The Klamath Basin once had the third largest salmon run on the Pacific coast. Today, salmon populations have dwindled to a fraction of their size as a result of irrigation development, dams, and water pollution.  In 2005 and 2006, commercial fishing communities in Northern California and along the Oregon Coast suffered devastating closures in an effort to protect what remains of the once mighty Klamath Chinook run.  The 2002 Klamath River fish kill, an event that the California Department of Fish and Game has linked to low river flows and excessive irrigation diversions, claimed as many as 70,000 fall Chinook before they could spawn and brought national attention to the plight of the river.

 

The new settlement agreement does little to permanently reduce the demand for water in the Klamath Irrigation Project, and may lead to extensive groundwater pumping—a scheme which would likely make matters worse. Included in the $1 billion price tag is a $92 million allotment for the Klamath Water Users Association—a commercial agricultural organization—to use federal tax dollars to establish their own plan for water management in the basin.

 

“Giving agribusiness interests almost $100 million dollars to develop their own water plan is like putting the fox in charge of coming up with a plan to manage the hen house,” noted Pedery. “Water allocation should be determined by scientists, not agribusiness.”

 

“The claim that the agreement will “resolve long standing disputes ” is just not credible when the agreement does not include a dam removal deal, does not guarantee river flows for fish in the lower river, and institutionalizes large-scale commercial agriculture on 22,000 acres of the nation’s premier National Wildlife Refuges,” stated Hunter. “Why the rush before there is even a dam removal deal?  We believe that is because time in running out on the Bush administration’s ability to deliver special interest giveaways to its political allies.”

 

The $1 billion settlement deal comes at a time of tight federal budgets and a worsening economy.  Oregon’s Congressional delegation has been struggling to secure $400 million to support rural schools and law enforcement through the renewal of the popular “county payments” program.  Given this fiscal reality, the billion-dollar price tag of the settlement agreement seems far-fetched at best.
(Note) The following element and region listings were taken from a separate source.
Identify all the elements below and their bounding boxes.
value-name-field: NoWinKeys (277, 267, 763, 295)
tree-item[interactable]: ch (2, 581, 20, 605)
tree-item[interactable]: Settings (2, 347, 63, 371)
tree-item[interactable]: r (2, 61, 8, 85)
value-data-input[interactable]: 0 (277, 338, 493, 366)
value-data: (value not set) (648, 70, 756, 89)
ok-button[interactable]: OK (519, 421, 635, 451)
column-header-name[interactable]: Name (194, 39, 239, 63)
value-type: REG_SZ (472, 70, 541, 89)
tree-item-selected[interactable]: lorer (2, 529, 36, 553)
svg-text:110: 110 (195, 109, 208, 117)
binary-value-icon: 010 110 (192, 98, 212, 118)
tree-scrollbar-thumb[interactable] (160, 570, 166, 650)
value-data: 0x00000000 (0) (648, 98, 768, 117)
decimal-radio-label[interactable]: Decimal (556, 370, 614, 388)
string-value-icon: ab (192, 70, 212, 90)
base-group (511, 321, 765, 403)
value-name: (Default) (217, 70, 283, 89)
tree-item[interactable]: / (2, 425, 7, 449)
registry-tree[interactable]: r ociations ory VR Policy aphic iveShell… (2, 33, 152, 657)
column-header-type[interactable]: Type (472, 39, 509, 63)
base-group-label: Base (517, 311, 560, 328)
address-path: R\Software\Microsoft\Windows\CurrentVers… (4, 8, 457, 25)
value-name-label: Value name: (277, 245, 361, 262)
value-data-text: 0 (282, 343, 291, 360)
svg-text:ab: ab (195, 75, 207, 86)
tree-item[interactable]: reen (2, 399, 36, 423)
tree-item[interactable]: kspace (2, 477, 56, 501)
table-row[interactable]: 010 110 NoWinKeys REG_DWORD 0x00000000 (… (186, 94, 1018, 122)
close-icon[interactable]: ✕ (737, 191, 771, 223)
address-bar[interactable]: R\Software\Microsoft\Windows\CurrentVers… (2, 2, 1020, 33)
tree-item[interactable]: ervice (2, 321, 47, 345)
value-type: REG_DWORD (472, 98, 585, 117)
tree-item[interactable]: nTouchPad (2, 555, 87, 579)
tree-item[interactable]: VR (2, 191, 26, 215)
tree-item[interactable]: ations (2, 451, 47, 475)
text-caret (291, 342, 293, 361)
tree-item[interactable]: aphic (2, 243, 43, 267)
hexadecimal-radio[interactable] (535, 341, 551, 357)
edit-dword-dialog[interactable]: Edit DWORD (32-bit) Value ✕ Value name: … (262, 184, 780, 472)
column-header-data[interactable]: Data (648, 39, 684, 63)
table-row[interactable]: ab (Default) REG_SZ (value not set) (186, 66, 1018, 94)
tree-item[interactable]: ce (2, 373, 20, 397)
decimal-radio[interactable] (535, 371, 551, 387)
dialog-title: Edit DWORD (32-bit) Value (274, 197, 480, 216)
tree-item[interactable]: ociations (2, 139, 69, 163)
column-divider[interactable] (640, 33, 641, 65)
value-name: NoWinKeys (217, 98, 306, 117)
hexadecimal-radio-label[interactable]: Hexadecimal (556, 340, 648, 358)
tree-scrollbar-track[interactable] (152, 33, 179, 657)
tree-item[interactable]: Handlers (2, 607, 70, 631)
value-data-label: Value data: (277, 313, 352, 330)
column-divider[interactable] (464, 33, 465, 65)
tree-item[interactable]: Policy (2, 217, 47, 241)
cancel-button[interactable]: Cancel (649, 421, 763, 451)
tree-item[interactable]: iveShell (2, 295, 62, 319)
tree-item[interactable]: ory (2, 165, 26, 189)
In addition, while the basin is in need of public funding for restoration and water demand reduction, unfortunately a significant portion of the billion dollars would go to private agribusiness interests and not to solving the basin’s problems.

 

“The Bush administration and agribusiness have come up with a deal that costs a billion dollars, fails to provide enough water for endangered salmon, continues to harm National Wildlife Refuges and doesn’t contain any provision for dam removal,” said Steve Pedery, Conservation Director with Oregon Wild. “They are putting forward an impossible plan and when it fails they are going to try and blame the Oregon and California Congressional delegations for not passing it.”

 

“While the package has important fisheries restoration components that are needed in the basin, the total package  is so loaded up with special interest giveaways to agribusiness that it is hard to see how it could credibly move through Congress,”  stated Hunter of WaterWatch.